Ancora un silenzio assordante sulla vicenda Bre Banca Lannutti di Cuneo, la squadra di volley capace di creare un movimento di tifosi e supporters come poche altre squadre, in Italia, possono vantare. Questo grazie anche a risultati di tutto rispetto, in primis lo scudetto del 2010.

Non si sbilancia e preferisce non rilasciare alcuna dichiarazione sul futuro societario e pallavolistico il GM Marco Pistolesi. "Io non so niente, dovete parlare con il Presidente" - ci dice liquidandoci. Il ritornello non cambia con Carmelo Noto, il portavoce dei Blu Brothers, la tifoseria organizzata della squadra cuneese. "Non sappiamo niente, nessuno si è fatto vivo". La sua voce lascia trasparire uno scoramento che è quasi rassegnazione. Come a dire: "Non c'è più niente da fare".

Del resto, ad oggi, dopo quella sorta di ultimatum lanciato da Lannutti lo scorso 2 maggio - "Attendo venti giorni che qualcuno si faccia avanti.

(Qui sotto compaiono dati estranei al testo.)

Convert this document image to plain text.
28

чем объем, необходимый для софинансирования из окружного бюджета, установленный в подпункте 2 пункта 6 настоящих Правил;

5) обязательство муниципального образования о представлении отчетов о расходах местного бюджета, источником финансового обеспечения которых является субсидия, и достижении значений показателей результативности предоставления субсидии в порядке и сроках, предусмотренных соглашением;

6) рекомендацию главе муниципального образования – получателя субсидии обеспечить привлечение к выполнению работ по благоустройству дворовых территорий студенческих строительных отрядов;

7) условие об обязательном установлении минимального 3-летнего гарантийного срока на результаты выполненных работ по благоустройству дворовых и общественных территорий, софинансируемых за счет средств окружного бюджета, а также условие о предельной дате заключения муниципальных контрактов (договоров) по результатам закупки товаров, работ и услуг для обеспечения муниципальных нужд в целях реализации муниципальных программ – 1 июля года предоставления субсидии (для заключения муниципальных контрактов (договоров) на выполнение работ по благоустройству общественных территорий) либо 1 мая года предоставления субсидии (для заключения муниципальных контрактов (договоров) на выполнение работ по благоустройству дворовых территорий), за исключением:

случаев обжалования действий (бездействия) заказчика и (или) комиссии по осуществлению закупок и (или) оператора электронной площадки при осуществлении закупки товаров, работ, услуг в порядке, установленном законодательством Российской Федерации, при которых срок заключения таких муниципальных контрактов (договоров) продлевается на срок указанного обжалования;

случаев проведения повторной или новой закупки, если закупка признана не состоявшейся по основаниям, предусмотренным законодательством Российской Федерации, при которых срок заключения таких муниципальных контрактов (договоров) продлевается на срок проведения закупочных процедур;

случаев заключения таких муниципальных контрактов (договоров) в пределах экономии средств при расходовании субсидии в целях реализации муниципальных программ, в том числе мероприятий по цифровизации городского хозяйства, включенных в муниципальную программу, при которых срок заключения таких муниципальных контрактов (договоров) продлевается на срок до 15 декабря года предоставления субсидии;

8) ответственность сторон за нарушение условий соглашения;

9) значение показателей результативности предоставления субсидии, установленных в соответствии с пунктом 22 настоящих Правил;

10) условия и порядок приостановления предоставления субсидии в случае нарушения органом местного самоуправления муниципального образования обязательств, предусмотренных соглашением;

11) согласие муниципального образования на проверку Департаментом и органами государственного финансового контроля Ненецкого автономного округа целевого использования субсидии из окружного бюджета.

Io mi ritiro" mettendo ufficialmente in vendita le sue quote e dimettendosi dalla carica di Presidente della società - nessuno si sarebbe fatto avanti e nessuno avrebbe contattato i Blu Brothers che, sulla carta, avrebbero raccolto circa 50mila euro per il salvataggio della squadra. Ma, ovviamente, non bastano.

Pare, dall'altro lato, che il sindaco Federico Borgna si stia muovendo con altri papabili imprenditori della zona, facendo loro analizzare la situazione in vista di un possibile impegno. Ma il tempo stringe. Perché una squadra va organizzata, dietro deve esserci un progetto. Senza contare che tra un mese - il prossimo 18 giugno - si chiuderanno le iscrizioni al Campionato.

Ecco che alcuni rumors addirittura extraregionali cominciano ad affacciarsi con prepotenza. Sarebbe infatti tramontata l'ipotesi Torino - la Fiat non sarebbe più interessata - con la conseguente messa in liquidazione della società. Insomma, si andrebbe verso la chiusura, con la cessione in blocco del settore giovanile per non disperdere questo importante patrimonio ad altra realtà cuneese.

Nulla di certo. Ma la voce di chiusura definitiva è arrivata insistente. Ed ecco che, se così fosse, non ci sarebbero colpevoli - di sicuro non lo è il Presidente Lannutti, che già diversi mesi fa ammise di non avere la forza per continuare, sperando, vanamente, che qualcuno gli tendesse la mano - ma solo tanti sconfitti.